The paper tackles the problem of numerical stability in parameter recovery for Linear Structural Equation Models (LSEMs) in causal inference, proving that for a bow-free sub-class, recovery is stable under a sufficient condition with high probability on random parameters, and constructing an example with unbounded condition number.

We consider the numerical stability of the parameter recovery problem in Linear Structural Equation Model ($\LSEM$) of causal inference. A long line of work starting from Wright (1920) has focused on understanding which sub-classes of $\LSEM$ allow for efficient parameter recovery. Despite decades of study, this question is not yet fully resolved.
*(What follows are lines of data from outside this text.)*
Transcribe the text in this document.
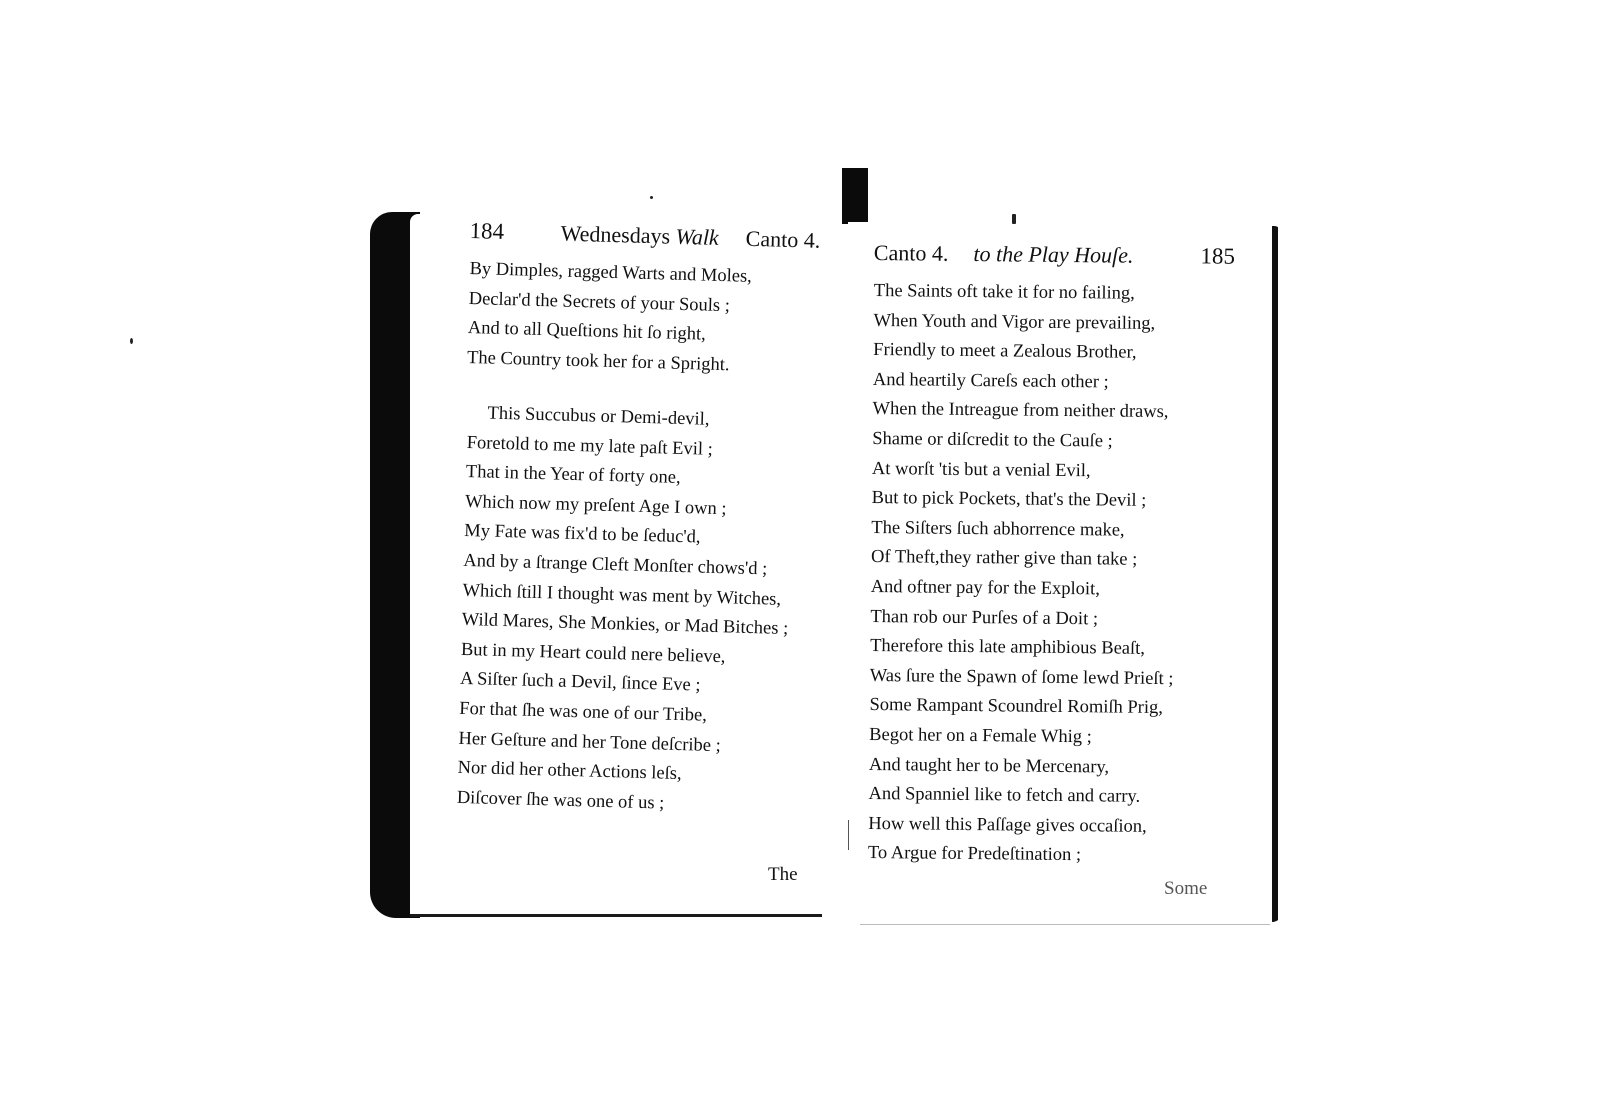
184	Wednesdays Walk Canto 4.
By Dimples, ragged Warts and Moles,
Declar'd the Secrets of your Souls ;
And to all Queſtions hit ſo right,
The Country took her for a Spright.
This Succubus or Demi-devil,
Foretold to me my late paſt Evil ;
That in the Year of forty one,
Which now my preſent Age I own ;
My Fate was fix'd to be ſeduc'd,
And by a ſtrange Cleft Monſter chows'd ;
Which ſtill I thought was ment by Witches,
Wild Mares, She Monkies, or Mad Bitches ;
But in my Heart could nere believe,
A Siſter ſuch a Devil, ſince Eve ;
For that ſhe was one of our Tribe,
Her Geſture and her Tone deſcribe ;
Nor did her other Actions leſs,
Diſcover ſhe was one of us ;
The
Canto 4. to the Play Houſe.	185
The Saints oft take it for no failing,
When Youth and Vigor are prevailing,
Friendly to meet a Zealous Brother,
And heartily Careſs each other ;
When the Intreague from neither draws,
Shame or diſcredit to the Cauſe ;
At worſt 'tis but a venial Evil,
But to pick Pockets, that's the Devil ;
The Siſters ſuch abhorrence make,
Of Theft,they rather give than take ;
And oftner pay for the Exploit,
Than rob our Purſes of a Doit ;
Therefore this late amphibious Beaſt,
Was ſure the Spawn of ſome lewd Prieſt ;
Some Rampant Scoundrel Romiſh Prig,
Begot her on a Female Whig ;
And taught her to be Mercenary,
And Spanniel like to fetch and carry.
How well this Paſſage gives occaſion,
To Argue for Predeſtination ;
Some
The goal of this paper is complementary to this line of work; we want to understand the stability of the recovery problem in the cases when efficient recovery is possible. Numerical stability of Pearl's notion of causality was first studied in Schulman and Srivastava (2016) using the concept of condition number where they provide ill-conditioned examples. In this work, we provide a condition number analysis for the $\LSEM$. First we prove that under a sufficient condition, for a certain sub-class of $\LSEM$ that are \emph{bow-free} (Brito and Pearl (2002)), the parameter recovery is stable. We further prove that \emph{randomly} chosen input parameters for this family satisfy the condition with a substantial probability. Hence for this family, on a large subset of parameter space, recovery is numerically stable. Next we construct an example of $\LSEM$ on four vertices with \emph{unbounded} condition number. We then corroborate our theoretical findings via simulations as well as real-world experiments for a sociology application. Finally, we provide a general heuristic for estimating the condition number of any $\LSEM$ instance.